Lange überlegte Frank-Peter, was er unternehmen könnte. Es wurmte ihn mächtig, voreilig bezahlt zu haben. Wenn er aber niemals in dieser Straße mit dem Auto war, ist dann die Behauptung der „beiden“ als Zeugen genannten Polizeiobermeister nicht Falschbeurkundung zu seinem Nachteil? Als erstes schrieb Frank-Peter eine Beschwerde an das Ordnungsamt über die Art und Weise der Erlangung von Verwarngeldern und als zweites erstattete er eine Anzeige bei der Polizei wegen Falschbeurkundung. Daraufhin bekam seine Frau einen Anruf vom Polizeichef. Es war schon bühnenreif, was sich dann abspielte. So teilte der Chef der Polizei mit, dass es sich bei den angegebenen Zeugen nicht um zwei Polizisten handle, sondern um einen, wo man den Vornamen mit POM (Polizeiobermeister) und den Familiennamen erneut mit POM angegeben hatte. Diesen hatte man befragt und dabei feststellen müssen, dass es tatsächlich eine Falscheingabe gewesen sei, der richtige Ort ist die Straße, in der Frank-Peter wohnt. Der Tatvorwurf bleibt allerdings bestehen. Man werde eine Ortsbesichtigung vornehmen und sich dann gegenüber der zentralen Bußgeldstelle positionieren und auch seiner Frau eine Antwort zukommen lassen. Der Polizeichef äußerte sich noch besserwisserisch, dass die Bezahlung eines Verwarngeldes als Eingeständnis zu werten sei und eigentlich damit alles erledigt sei.

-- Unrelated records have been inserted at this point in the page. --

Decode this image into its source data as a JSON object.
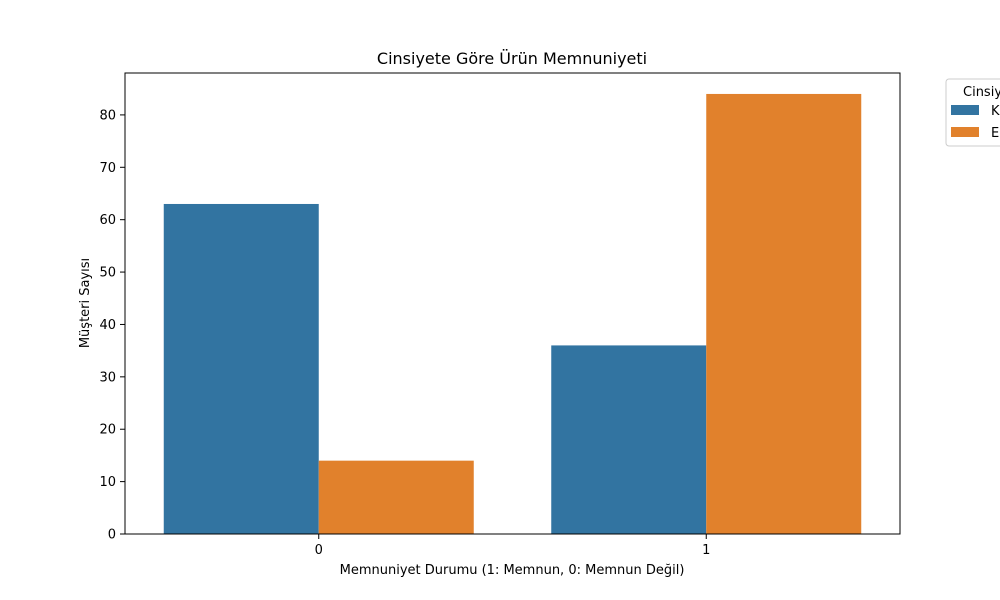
{
  "chart_data": {
    "type": "bar",
    "title": "Cinsiyete Göre Ürün Memnuniyeti",
    "xlabel": "Memnuniyet Durumu (1: Memnun, 0: Memnun Değil)",
    "ylabel": "Müşteri Sayısı",
    "categories": [
      "0",
      "1"
    ],
    "series": [
      {
        "name": "K",
        "values": [
          63,
          36
        ],
        "color": "#3274a1"
      },
      {
        "name": "E",
        "values": [
          14,
          84
        ],
        "color": "#e1812c"
      }
    ],
    "ylim": [
      0,
      88
    ],
    "yticks": [
      0,
      10,
      20,
      30,
      40,
      50,
      60,
      70,
      80
    ],
    "legend": {
      "title": "Cinsiy",
      "placement": "outside-top-right"
    },
    "grid": false
  }
}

Auch die Straße, in der Frank-Peter wohnt, ist eine verkehrsberuhigte Straße, eine „halbe“ Einbahnstraße.

Der ominöse Anhörungsbogen mit der „falschen“ Straße und „zwei“ Zeugen, wobei einfach der Vorname und der Familienname eines POM separat verwendet wurden
Immer wieder erhalten Einwohner von einem diensteifrigen Polizisten, vielleicht sogar von demselben, Knöllchen, wenn sie aus Richtung der einzig einzufahrenden Seite links parken, nicht aber von den allgegenwärtigen Politessen. Alle diese Knöllchen wurden bisher nach Protest der Anwohner zurück genommen.

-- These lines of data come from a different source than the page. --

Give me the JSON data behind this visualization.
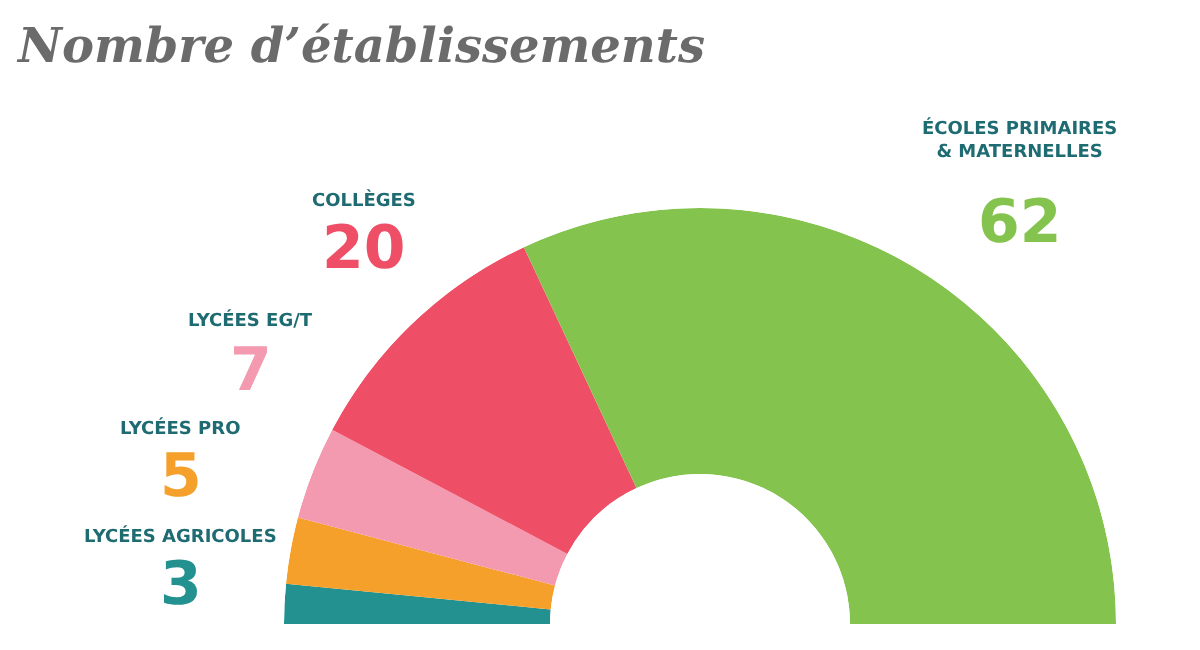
{
  "chart_data": {
    "type": "donut",
    "title": "Nombre d’établissements",
    "categories": [
      "LYCÉES AGRICOLES",
      "LYCÉES PRO",
      "LYCÉES EG/T",
      "COLLÈGES",
      "ÉCOLES PRIMAIRES & MATERNELLES"
    ],
    "values": [
      3,
      5,
      7,
      20,
      62
    ],
    "colors": [
      "#23918f",
      "#f5a02a",
      "#f49ab0",
      "#ef4f66",
      "#84c44e"
    ],
    "data_labels": true,
    "legend": false
  }
}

Einige Tage später erreichte Frank-Peter ein Schreiben der Polizei. Darin wurde amtlich festgestellt, dass man eine Ortsbesichtigung gemacht hätte und außer der falsch angegebenen Straße hält man am Tatvorwurf des falschen Parkens fest. So ein Schreiben kam dann auch vom Ordnungsamt, allerdings wieder mit den zwei Polizeiobermeistern als Zeugen. Frank-Peter hatte die Sache insgeheim aufgegeben und wollte es dabei belassen. Um sein Gewissen zu beruhigen, verfasste er ein letztes Schreiben an die Bußgeldbehörde:
Sehr geehrte Damen und Herren,
hiermit lege ich Widerspruch gegen die Verwarnung gemäß Ihrem Schreiben vom 04. 05. 2010 ein.

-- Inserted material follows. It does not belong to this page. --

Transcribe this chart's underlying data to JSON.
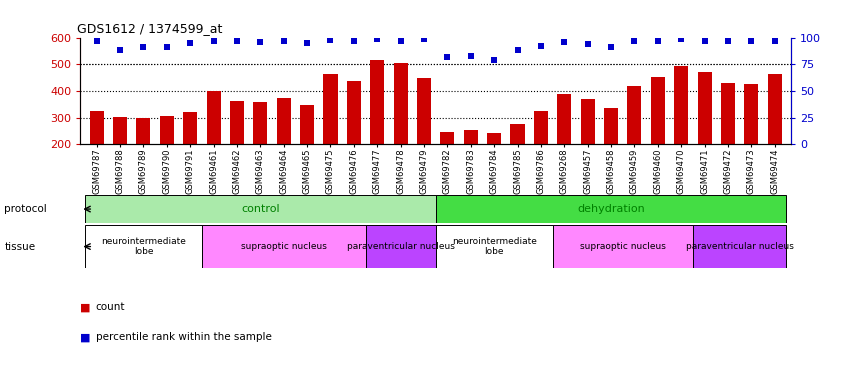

Die irrtümliche Bezahlung der Gebühr basierte auf falschen Angaben, die Sie in Ihrem Schreiben bestätigen. Die gleiche Bestätigung habe ich auch von der Polizeidirektion erhalten. Damit ist Ihre auf dieser Basis ausgesprochene Verwarnung nichtig. Ich halte es für nicht vertretbar, wenn Sie eine auf offensichtlich falschen Angaben bestehende Verwarnung gegen eine andere vermeintliche Ordnungswidrigkeit aufrechnen.
Zudem ist in Ihrem Schreiben selbst wieder eine Unkorrektheit, die den Eindruck erwecken lassen, dass es sich um zwei POM als Zeugen handelt.
Ich bitte um Rücküberweisung der von mir aus den o. g. Gründen irrtümlich überwiesenen Gebühr sowie um eine Neuzustellung des Bescheides mit der Möglichkeit einer Stellungnahme. Vorsorglich möchte ich darauf verweisen, dass andere Bürger aus meinem Wohnbereich ebenfalls diese auf falschen Daten basierende Verwarnung erhalten haben und auf deren Widerspruch hin Sie das Verfahren eingestellt haben. Bei der Vielzahl mir vorliegender Einstellungen von Ordnungswidrigkeitsverfahren wegen Parken in der Manetstraße der letzten Jahre wäre die Ihnen ebenfalls seit Jahren vorliegende schriftliche Anmahnung einer rechtsverbindlichen Parklösung gemeinsam mit allen daran beteiligten Vertretern angeraten.
Mit freundlichen Grüßen
Zwei Wochen danach kam seine Frau von der Bank und zeigte Frank-Peter verwundert einen Zahlungseingang von fünfzehn Euro von der Stadt Leipzig! Erst nach einigem Überlegen kamen beide darauf, dass es sich hierbei um die Rückzahlung der entrichteten Gebühr für das Verwarngeld handelte, einem Umstand, an den beide von Anfang an niemals geglaubt hatten. Aber vielleicht zieht in den deutschen Amtsstuben doch Bürgernähe und Verständnis ein. Oder er wurde Zeuge eines kleinen Weltwunders?